30 Eylül 2010

Ölümünün 32. Yılında Ali Nihad Tarlan

Prof. Dr. Ali Nihad Tarlan Klasik Türk Edebiyatının metin şerhi üstadı olarak bilinir. 1898 yılında İstanbul Vezneciler’de doğdu ve 30 Eylül 1978 yılında yine İstanbul’da verdi son nefesini.
Tarlan ilk tahsilini babası Mehmet Nazif Bey’den aldı. Önce elifba ardından da Gülistan ile Bostan’ı babasından okumuştur.
Fransızca ve Farsçayı talebelik yıllarından ve ilk memuriyet vazifelerinden dolayı iyi derecede öğrenmiştir. 1941 yılında İstanbul Üniversitesinde metinler şerhi alanında doçentliğinden sonra profesörlüğe yükselmiştir. Akademik olarak ilk çalışması “Leyla ile Mecnunun Mesnevisi” konulu çalışmasıdır. Bu çalışmasını 1922 yılında bitirmiştir ve aldığı edebiyat doktoru unvanıyla bu alanın ilk doktoru olmuştur.
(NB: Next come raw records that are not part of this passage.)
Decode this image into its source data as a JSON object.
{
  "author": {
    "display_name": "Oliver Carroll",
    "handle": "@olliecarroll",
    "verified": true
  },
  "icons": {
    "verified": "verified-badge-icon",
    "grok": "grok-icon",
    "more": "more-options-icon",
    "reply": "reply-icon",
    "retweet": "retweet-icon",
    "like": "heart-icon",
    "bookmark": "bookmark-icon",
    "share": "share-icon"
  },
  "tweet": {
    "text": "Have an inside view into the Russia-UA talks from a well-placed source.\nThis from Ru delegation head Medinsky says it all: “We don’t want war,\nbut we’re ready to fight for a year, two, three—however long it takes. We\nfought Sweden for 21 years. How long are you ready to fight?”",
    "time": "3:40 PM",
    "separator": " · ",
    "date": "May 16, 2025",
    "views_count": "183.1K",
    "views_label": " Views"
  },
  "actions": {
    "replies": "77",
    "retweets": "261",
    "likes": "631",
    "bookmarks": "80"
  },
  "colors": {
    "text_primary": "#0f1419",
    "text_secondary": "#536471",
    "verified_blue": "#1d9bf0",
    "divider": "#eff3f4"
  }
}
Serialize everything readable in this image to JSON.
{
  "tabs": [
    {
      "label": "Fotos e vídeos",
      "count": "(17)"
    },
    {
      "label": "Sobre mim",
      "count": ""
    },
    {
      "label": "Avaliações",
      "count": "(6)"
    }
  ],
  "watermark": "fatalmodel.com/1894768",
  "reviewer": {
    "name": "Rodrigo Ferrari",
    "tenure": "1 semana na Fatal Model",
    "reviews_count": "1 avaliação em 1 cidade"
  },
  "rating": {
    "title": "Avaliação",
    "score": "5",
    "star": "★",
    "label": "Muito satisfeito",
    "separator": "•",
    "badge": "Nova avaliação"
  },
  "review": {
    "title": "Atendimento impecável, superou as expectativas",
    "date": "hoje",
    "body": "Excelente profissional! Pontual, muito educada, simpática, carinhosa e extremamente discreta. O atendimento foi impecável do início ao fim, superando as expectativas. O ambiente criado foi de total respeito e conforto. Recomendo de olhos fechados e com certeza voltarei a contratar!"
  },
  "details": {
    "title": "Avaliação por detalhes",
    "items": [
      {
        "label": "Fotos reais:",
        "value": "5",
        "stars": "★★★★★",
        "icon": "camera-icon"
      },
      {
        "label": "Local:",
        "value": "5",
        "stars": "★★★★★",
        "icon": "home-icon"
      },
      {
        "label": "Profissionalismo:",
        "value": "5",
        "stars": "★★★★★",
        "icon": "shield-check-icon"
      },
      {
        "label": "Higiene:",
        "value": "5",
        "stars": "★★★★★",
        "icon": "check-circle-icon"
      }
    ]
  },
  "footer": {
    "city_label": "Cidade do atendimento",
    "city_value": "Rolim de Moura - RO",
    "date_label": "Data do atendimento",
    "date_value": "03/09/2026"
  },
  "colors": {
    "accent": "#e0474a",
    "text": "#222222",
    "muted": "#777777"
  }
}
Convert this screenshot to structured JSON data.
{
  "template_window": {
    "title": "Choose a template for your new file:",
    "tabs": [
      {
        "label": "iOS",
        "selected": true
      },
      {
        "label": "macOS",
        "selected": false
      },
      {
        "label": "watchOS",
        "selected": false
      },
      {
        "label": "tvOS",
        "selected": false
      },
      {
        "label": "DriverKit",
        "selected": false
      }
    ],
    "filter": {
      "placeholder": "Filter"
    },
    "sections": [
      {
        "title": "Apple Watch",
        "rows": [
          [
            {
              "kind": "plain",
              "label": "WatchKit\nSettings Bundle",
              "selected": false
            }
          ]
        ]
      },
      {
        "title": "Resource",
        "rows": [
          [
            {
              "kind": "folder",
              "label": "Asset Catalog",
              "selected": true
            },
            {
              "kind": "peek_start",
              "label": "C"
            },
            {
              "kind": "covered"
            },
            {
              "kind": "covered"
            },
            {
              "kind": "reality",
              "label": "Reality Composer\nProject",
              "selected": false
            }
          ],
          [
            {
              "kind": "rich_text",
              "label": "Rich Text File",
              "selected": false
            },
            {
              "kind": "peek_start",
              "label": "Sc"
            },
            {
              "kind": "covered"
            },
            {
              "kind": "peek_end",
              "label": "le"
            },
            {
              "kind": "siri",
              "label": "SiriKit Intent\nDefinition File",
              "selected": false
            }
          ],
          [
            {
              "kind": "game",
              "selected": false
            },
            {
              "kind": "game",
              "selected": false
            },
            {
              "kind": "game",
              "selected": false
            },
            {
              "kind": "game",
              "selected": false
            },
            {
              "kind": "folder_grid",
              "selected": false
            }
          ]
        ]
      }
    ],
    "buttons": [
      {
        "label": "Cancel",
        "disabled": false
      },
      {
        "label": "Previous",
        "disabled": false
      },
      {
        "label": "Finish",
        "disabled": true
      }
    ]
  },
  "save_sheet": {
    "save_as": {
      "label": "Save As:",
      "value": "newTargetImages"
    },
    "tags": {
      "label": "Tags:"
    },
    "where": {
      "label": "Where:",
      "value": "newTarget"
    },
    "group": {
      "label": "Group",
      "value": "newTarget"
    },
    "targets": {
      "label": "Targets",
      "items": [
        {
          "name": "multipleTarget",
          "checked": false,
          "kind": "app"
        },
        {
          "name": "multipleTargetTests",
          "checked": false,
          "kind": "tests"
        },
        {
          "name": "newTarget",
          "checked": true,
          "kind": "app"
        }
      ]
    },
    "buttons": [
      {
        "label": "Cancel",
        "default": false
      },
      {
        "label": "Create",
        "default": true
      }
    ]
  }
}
Ali Nihad Tarlan Arap, Fransız ve Türk edebiyatlarına oldukça hâkimdir. Aynı zamanda bu dilleri de hakkıyla kullanabilmektedir. Bu dillerin kaynak metinleri üzerinde yaptığı tercüme ve incelemeleri gelecek kuşaklar için başlı başına kaynak eser hüviyetindedir. Aynı zamanda şair de olan Tarlan gerçek bir sanat eserinin “kabiliyet-heyecan ve ilim-kültürün”  bir araya gelmesiyle oluşacağını söyler.  
Akademik hayatında birçok yazıyı kaleme alan Tarlan’ın bilinen bazı kitapları şunlardır: Şeyhi Divanı Tedkik, Fuzuli Divanı Şerhi, Mehmet Akif ve Safahat, Güneş Yaprak, Kuğular. vs.
Bu eseleri içinde “güneş yaprak” isimli kitabı Mevlana Celaleddin Rumi’nin ruh ve iman ikliminden esintileri içinde taşımaktadır. Bu kitabında kendisini, çocukluğunun hikâyelerini bir bakıma dile getirmiştir. Kitabın ön sözünde Tarlan: çocukluğu döneminden kitabı yazdığı ana kadar olan yaşamı boyunca bu hikâyeleri karaladığını belirtir. Bu hikâyelerin kitaba dönüştürülmesi ise Veznecilerde’ki evlerinin yanmasıyla birlikte babasının şiirlerinin de yok olması önemli bir yer tutar. Kendisinin de aynı son ile karşılaşmasından korkan Tarlan kitabı hazırlar ve yayınlar.
3 yaşından itibaren ilim yoluna giren ve böylece sekiz yaşına geldiğinde doğu klasiklerini okuyup anlayabilen Tarlan gençlik yıllarının ilk dönemlerinde edebiyat alanının ileri gelen bir çok eserini okumuştur. Hatta dönemin yazarları arasında olan Halit Ziya, Mehmet Emin Yurdakul, Cevdet Paşa dahi okumaları arasındadır.
Divan şiirinde metin okumaları kadar en az yazma hüneri de olan Tarhan bir beyitinde;
Bulamadım yari vefa perver gam-ü hasret gibi
Bir ömürdür geldi geçti neşve-i vuslat gibi
(Hasret derdi gibi vefalı yar bulamadım, Bir ömür kavuşmak nesiyle geçti) diyerek sonsuzluğa olan özlemini dile getirmektedir.
Son olarak hazırlamaya çalıştığı “Edebiyat Lügatı”nı bitirmeye ömrü yetmeden 30 Eylül sabahı İstanbul’da vefat etmiştir. Kadıköy’de Osmanağa camiinde kılınan namazın ardından İçerenköy kabristanına defnedilmiştir.